Like the one I'd been fussing over in this letter.

I'd been banging my head up against the code for what seemed like an eternity, and the only thing I knew for sure was that Lord Woodman expected for me to steal something. Where exactly he expected me to burgle, or perhaps more pressingly, what I'm expected to thieve weren't forthcoming.

I ground my teeth together and held my pen in a white-knuckle grip tight enough to almost snap it in two.

"Mr. Crowley, what are you working on?"

I almost jumped out of my skin when Professor Dumont asked the question. I looked up and find the man has turned the full force of his too-perfect face on me, fixing me with a slightly too-perfect frown.

"Nothing sir," I said quickly, neatly tucking the spare scrap of paper I'd been working on between two stray sheets in my notebook alongside the letter. "Just taking notes."

"Just taking notes, you say?"

The man moved toward me languidly in his moth-like glide, and I continued to smile at him with my most polite and innocuous expression. Inwardly, I cursed at myself. I should have known better than to decipher the letter in the middle of class. Should have just done it in my room late at night when Sylas was off doing god knew what for the Lion Hallers. If Dumont found the letter and my notes, I was fucked.

Professor Dumont leaned over my desk, close enough for me to smell the faintest whiff of maple on him. Probably some sort of fancy perfume he rubbed behind his ears. I couldn't imagine why anyone would want to smell like a stack of pancakes, though.

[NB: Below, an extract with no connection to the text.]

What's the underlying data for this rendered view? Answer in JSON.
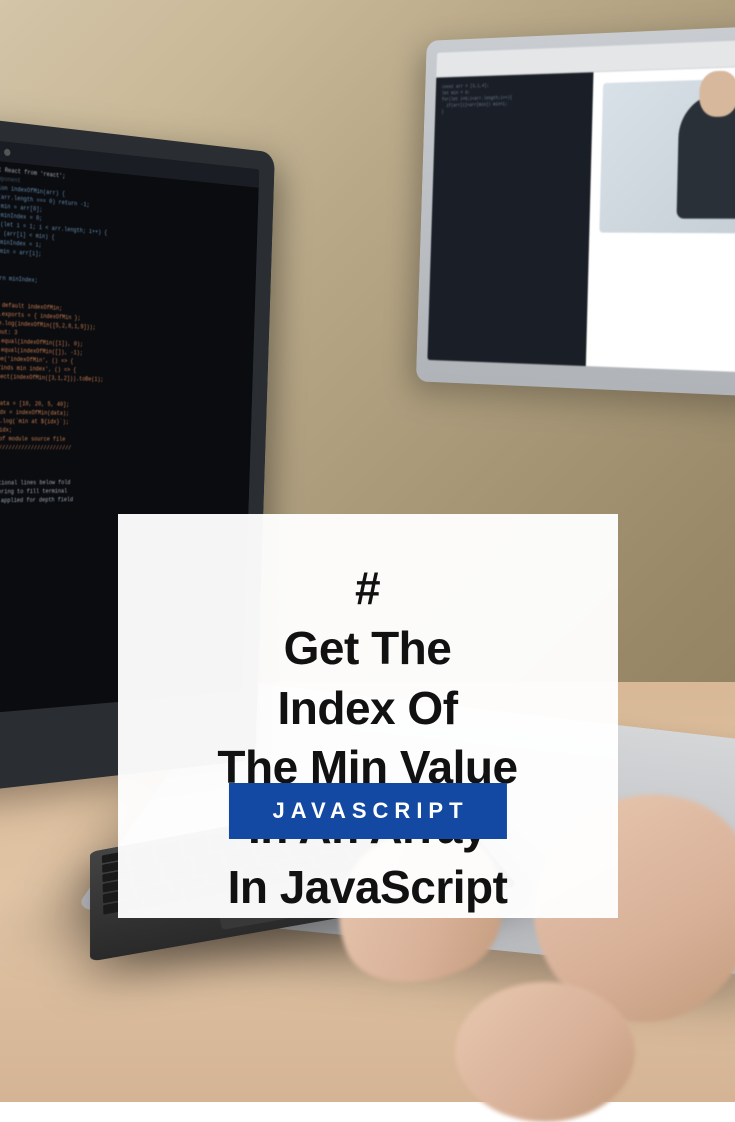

Professor Dumont made a tsking noise, and he leaned over to examine the notes I'd copied from the chalkboard behind him. "Your handwriting is atrocious," he informed me, and a few of my classmates fought back giggles.

My ears heated, but I kept that innocent, vaguely dopey look on my face.

"And you appear to have absolutely no grasp of the language," Dumont tittered, and he was close enough for me to observe that not a single one of the man's hairs seemed to move. "Did you learn nothing from your tutors before coming here? Honestly, I'm surprised you even passed your entrance exam, if these notes are any indication of your skill with French."

I looked at the floor, hoping that was the response the man was looking for. Last thing I wanted was another "hands on" lesson like the one Professor Ogg gave me during my first day of classes. Well, no, the last thing I wanted was for Dumont to keep flipping through my notes and finding the coded letter I'd been trying to make sense of, but either way, I wanted the entire interaction to be as unremarkable as possible.

Dumont stared at me for a long moment, his lineless face hovering above me with an unemotional look that reminded me all the more of an insect. Dumont finally and unceremoniously dropped my notebook back onto my desk and returned to the front of the class to resume his lecture.

I let out a breath I hadn't realized I was holding and made a point to not even think about Lord Woodman's letter until well after classes had ended for the day.

***

I slipped back into my dorm that night, waited until Sylas left, then spent three hours working on cracking the code. When I finally managed it, I felt more tired than proud.

Lord Woodman's first set of instructions to me were:

Go to the library at night. Breach the restricted section. Retrieve the book titled Le Journal De La Voisin. Report back when successful.

Also listed were the book's shelf and row number.

I massaged my eyes.

I'd received my first marching orders from Lord Woodman.